Despite the best efforts to trade a tax election vote for reforms it was never going to be a clean deal. Getting liberals to vote for real reforms on pensions, CEQA, regulations or any of the other messes they created is like asking them to invite Sarah Palin out to dinner. It is not going to happen. And if the Reps did get 6 Dem Senators and 13 Dem Assemblymembers to vote with them (assuming all the reforms could be done with majority votes) there would be nothing stopping the others and their allies from sponsoring a referendum to repeal all reforms even before they take effect. The reforms proposed also are quite common sense. Nothing radical like abolishing CEQA or abolishing pensions for government workers. Therefore the impacts of these modest reforms would not be known for years and even the modest ones would be challenged in the courts.

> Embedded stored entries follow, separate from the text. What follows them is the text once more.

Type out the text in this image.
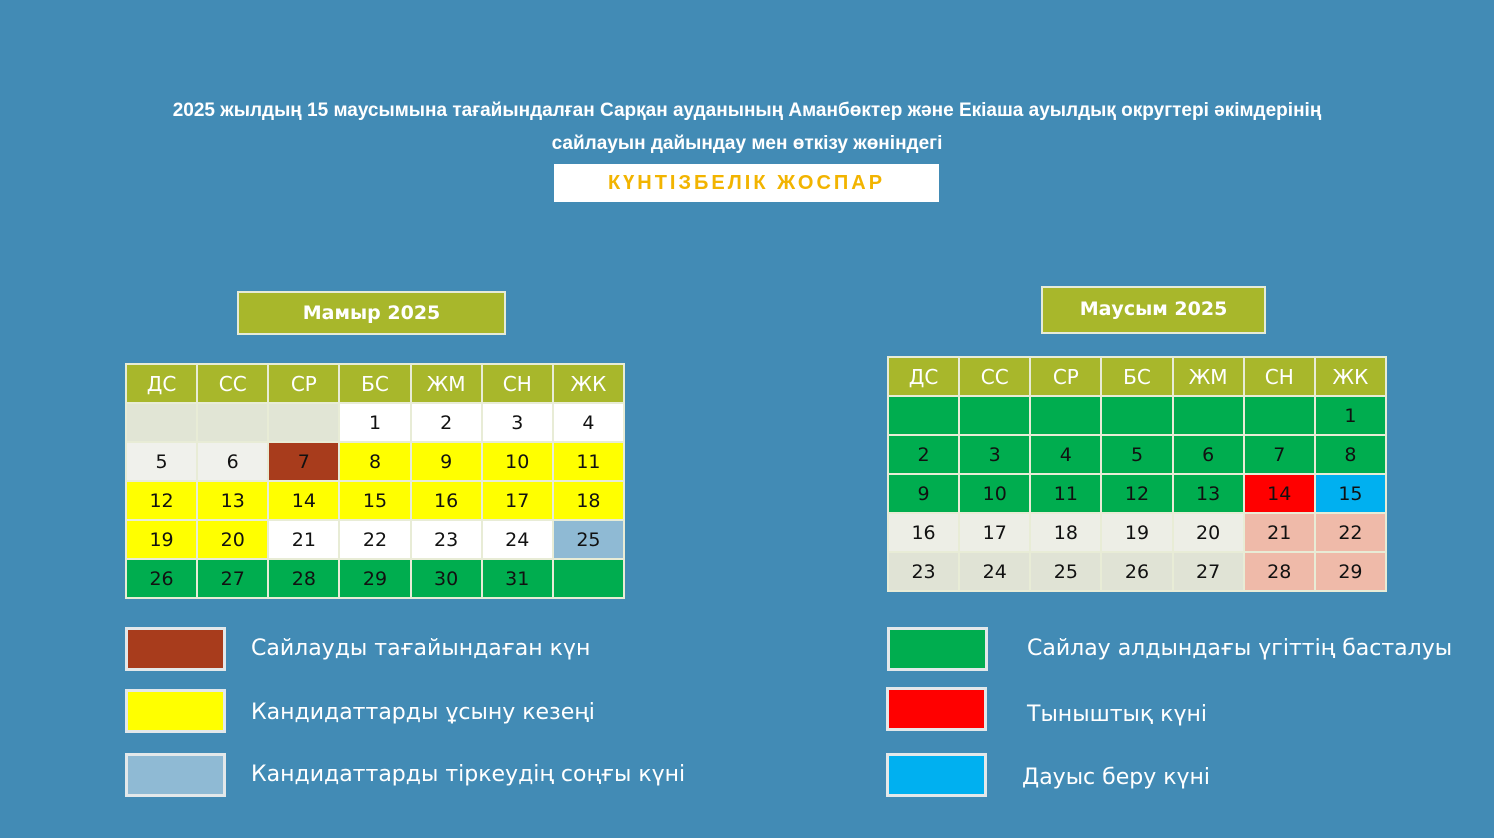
2025 жылдың 15 маусымына тағайындалған Сарқан ауданының Аманбөктер және Екіаша ауылдық округтері әкімдерінің
сайлауын дайындау мен өткізу жөніндегі
КҮНТІЗБЕЛІК ЖОСПАР
Мамыр 2025	Маусым 2025
ДС	СС	СР	БС	ЖМ	СН	ЖК
			1	2	3	4
5	6	7	8	9	10	11
12	13	14	15	16	17	18
19	20	21	22	23	24	25
26	27	28	29	30	31	
ДС	СС	СР	БС	ЖМ	СН	ЖК
						1
2	3	4	5	6	7	8
9	10	11	12	13	14	15
16	17	18	19	20	21	22
23	24	25	26	27	28	29
Сайлауды тағайындаған күн
Кандидаттарды ұсыну кезеңі
Кандидаттарды тіркеудің соңғы күні
Сайлау алдындағы үгіттің басталуы
Тыныштық күні
Дауыс беру күні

Despite an indifferent or even hostile press it seems to me that the Republicans have made it known that they are the party of reform and the party of change. Even though these reforms were never a strong possibility I like it that the Reps have put their ideas in writing and let the voters know that a Republican government in California would be different.

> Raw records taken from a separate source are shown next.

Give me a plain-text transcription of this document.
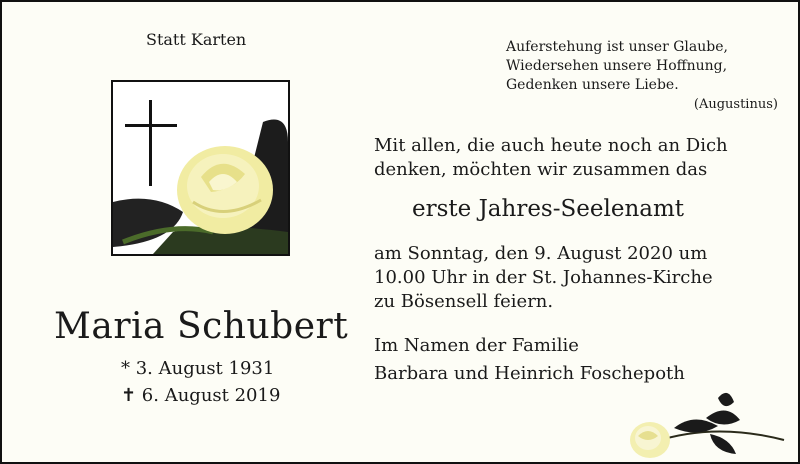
Statt Karten	Auferstehung ist unser Glaube,
Wiedersehen unsere Hoffnung,
Gedenken unsere Liebe.
(Augustinus)
Maria Schubert
* 3. August 1931
✝ 6. August 2019
Mit allen, die auch heute noch an Dich
denken, möchten wir zusammen das
erste Jahres-Seelenamt
am Sonntag, den 9. August 2020 um
10.00 Uhr in der St. Johannes-Kirche
zu Bösensell feiern.
Im Namen der Familie
Barbara und Heinrich Foschepoth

The budget itself remains a mess. Still filled with questionable fiscal assumptions and now based on a booming economy that no one else can see. It is good that some spending was reduced although I have little confidence that the administration will reduce spending in those areas of low priority or ineffective programs.
One trick may actually turn out to be a good precedent. These are the budget cut triggers set for January 1st. This is similar to the Arkansas budget process where the legislature adopts alternative spending plans based on different levels of revenue. The Finance Department then implements the appropriate spending level based on the latest revenue information as the year progresses. There should be no mid-year legislative nightmares because the hard decisions of what to cut if revenues do not come have already been made.

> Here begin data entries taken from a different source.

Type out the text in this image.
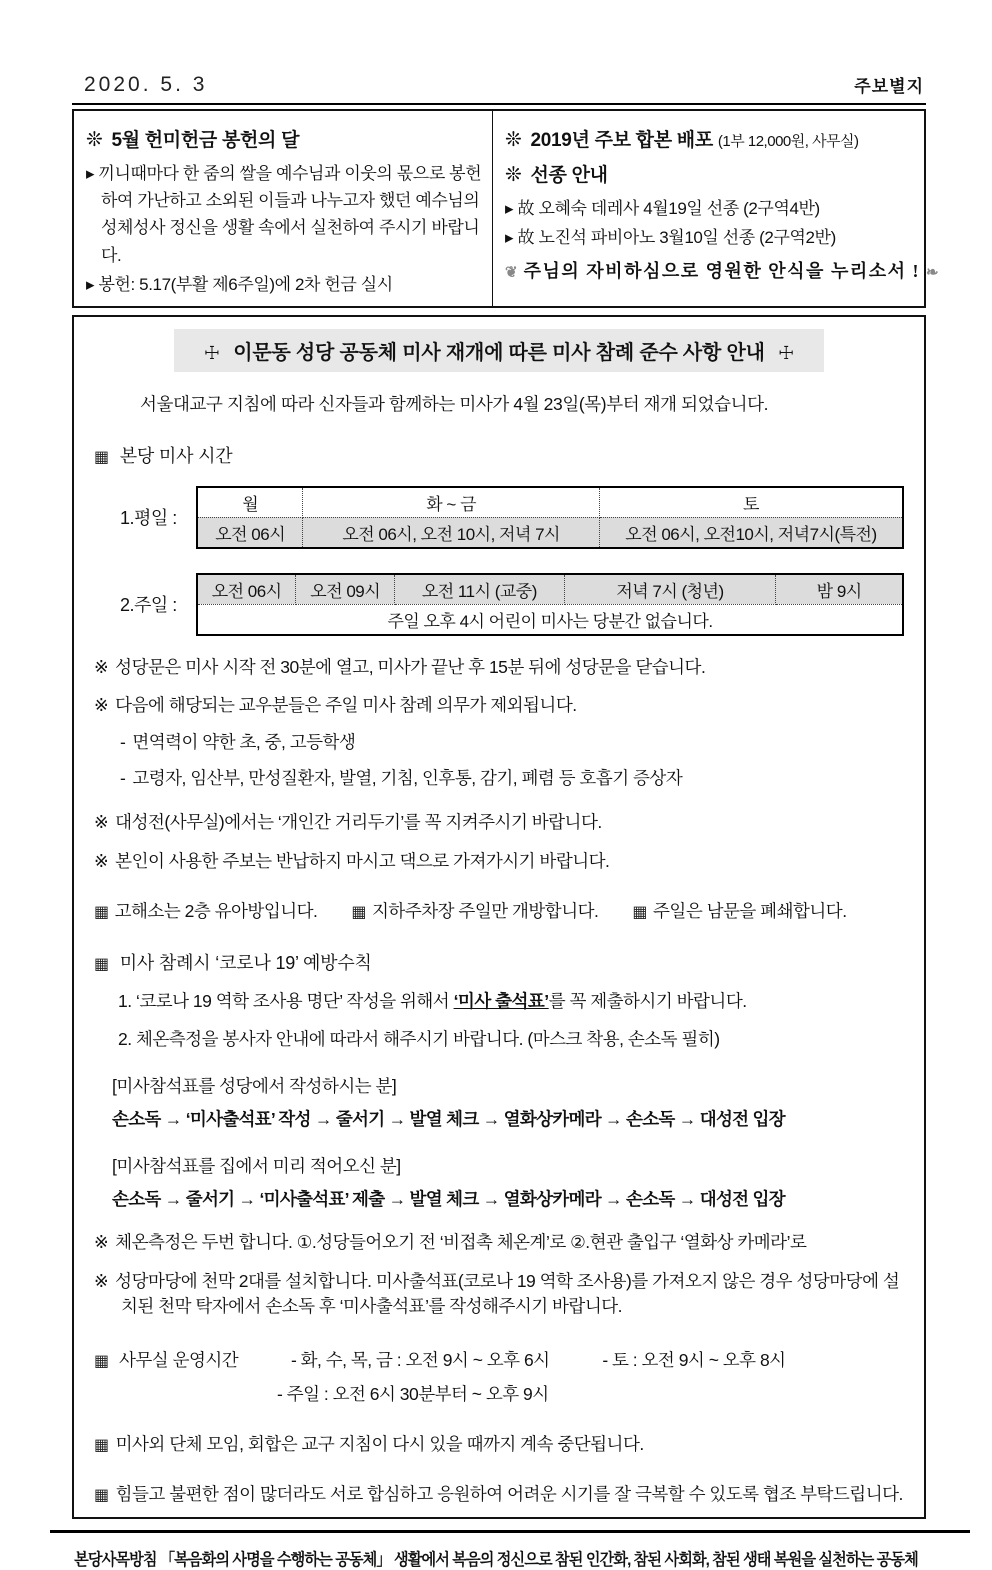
2020. 5. 3	주보별지
❊ 5월 헌미헌금 봉헌의 달
▸ 끼니때마다 한 줌의 쌀을 예수님과 이웃의 몫으로 봉헌하여 가난하고 소외된 이들과 나누고자 했던 예수님의 성체성사 정신을 생활 속에서 실천하여 주시기 바랍니다.
▸ 봉헌: 5.17(부활 제6주일)에 2차 헌금 실시
❊ 2019년 주보 합본 배포 (1부 12,000원, 사무실)
❊ 선종 안내
▸ 故 오혜숙 데레사 4월19일 선종 (2구역4반)
▸ 故 노진석 파비아노 3월10일 선종 (2구역2반)
❦ 주님의 자비하심으로 영원한 안식을 누리소서 ! ❧
☩ 이문동 성당 공동체 미사 재개에 따른 미사 참례 준수 사항 안내 ☩

서울대교구 지침에 따라 신자들과 함께하는 미사가 4월 23일(목)부터 재개 되었습니다.

▦ 본당 미사 시간
1.평일 :
월	화 ~ 금	토
오전 06시	오전 06시, 오전 10시, 저녁 7시	오전 06시, 오전10시, 저녁7시(특전)
2.주일 :
오전 06시	오전 09시	오전 11시 (교중)	저녁 7시 (청년)	밤 9시
주일 오후 4시 어린이 미사는 당분간 없습니다.
※ 성당문은 미사 시작 전 30분에 열고, 미사가 끝난 후 15분 뒤에 성당문을 닫습니다.
※ 다음에 해당되는 교우분들은 주일 미사 참례 의무가 제외됩니다.
- 면역력이 약한 초, 중, 고등학생
- 고령자, 임산부, 만성질환자, 발열, 기침, 인후통, 감기, 폐렴 등 호흡기 증상자
※ 대성전(사무실)에서는 ‘개인간 거리두기’를 꼭 지켜주시기 바랍니다.
※ 본인이 사용한 주보는 반납하지 마시고 댁으로 가져가시기 바랍니다.
▦ 고해소는 2층 유아방입니다. ▦ 지하주차장 주일만 개방합니다. ▦ 주일은 남문을 폐쇄합니다.
▦ 미사 참례시 ‘코로나 19’ 예방수칙
1. ‘코로나 19 역학 조사용 명단’ 작성을 위해서 ‘미사 출석표’를 꼭 제출하시기 바랍니다.
2. 체온측정을 봉사자 안내에 따라서 해주시기 바랍니다. (마스크 착용, 손소독 필히)
[미사참석표를 성당에서 작성하시는 분]
손소독 → ‘미사출석표’ 작성 → 줄서기 → 발열 체크 → 열화상카메라 → 손소독 → 대성전 입장
[미사참석표를 집에서 미리 적어오신 분]
손소독 → 줄서기 → ‘미사출석표’ 제출 → 발열 체크 → 열화상카메라 → 손소독 → 대성전 입장
※ 체온측정은 두번 합니다. ①.성당들어오기 전 ‘비접촉 체온계’로 ②.현관 출입구 ‘열화상 카메라’로
※ 성당마당에 천막 2대를 설치합니다. 미사출석표(코로나 19 역학 조사용)를 가져오지 않은 경우 성당마당에 설치된 천막 탁자에서 손소독 후 ‘미사출석표’를 작성해주시기 바랍니다.
▦ 사무실 운영시간	- 화, 수, 목, 금 : 오전 9시 ~ 오후 6시	- 토 : 오전 9시 ~ 오후 8시
- 주일 : 오전 6시 30분부터 ~ 오후 9시
▦ 미사외 단체 모임, 회합은 교구 지침이 다시 있을 때까지 계속 중단됩니다.
▦ 힘들고 불편한 점이 많더라도 서로 합심하고 응원하여 어려운 시기를 잘 극복할 수 있도록 협조 부탁드립니다.
본당사목방침 「복음화의 사명을 수행하는 공동체」 생활에서 복음의 정신으로 참된 인간화, 참된 사회화, 참된 생태 복원을 실천하는 공동체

Unfortunately for California, it is my suspicion that these triggered cuts were never intended to be implemented. This may well be another budget trick to placate Brown to sign the budget, Chiang to write paychecks to legislators, and Lockyer to convince Wall Street that it works. If it is a trick and if the miracle revenue does not appear then I predict a very sorry Christmas for legislators as they meet in late December to hastily pass something that stops the Director of Finance from triggering the cuts. Watch out for more and fees since cutting budgets is off the table.
So in the middle of the season of good will towards men, California state government and its dependents will be again filled with fear, uncertainty and doubt as the DOF director puts her finger on the trigger. In particular California legislators will have to confront big ticket votes as they study the new district maps trying to determine if they have a district to run in or how many other incumbents are running against them.
In the budget battle of June 2011 I give the victory to the Reps but I do see another budget battle ahead in six months which will challenge everyone once more.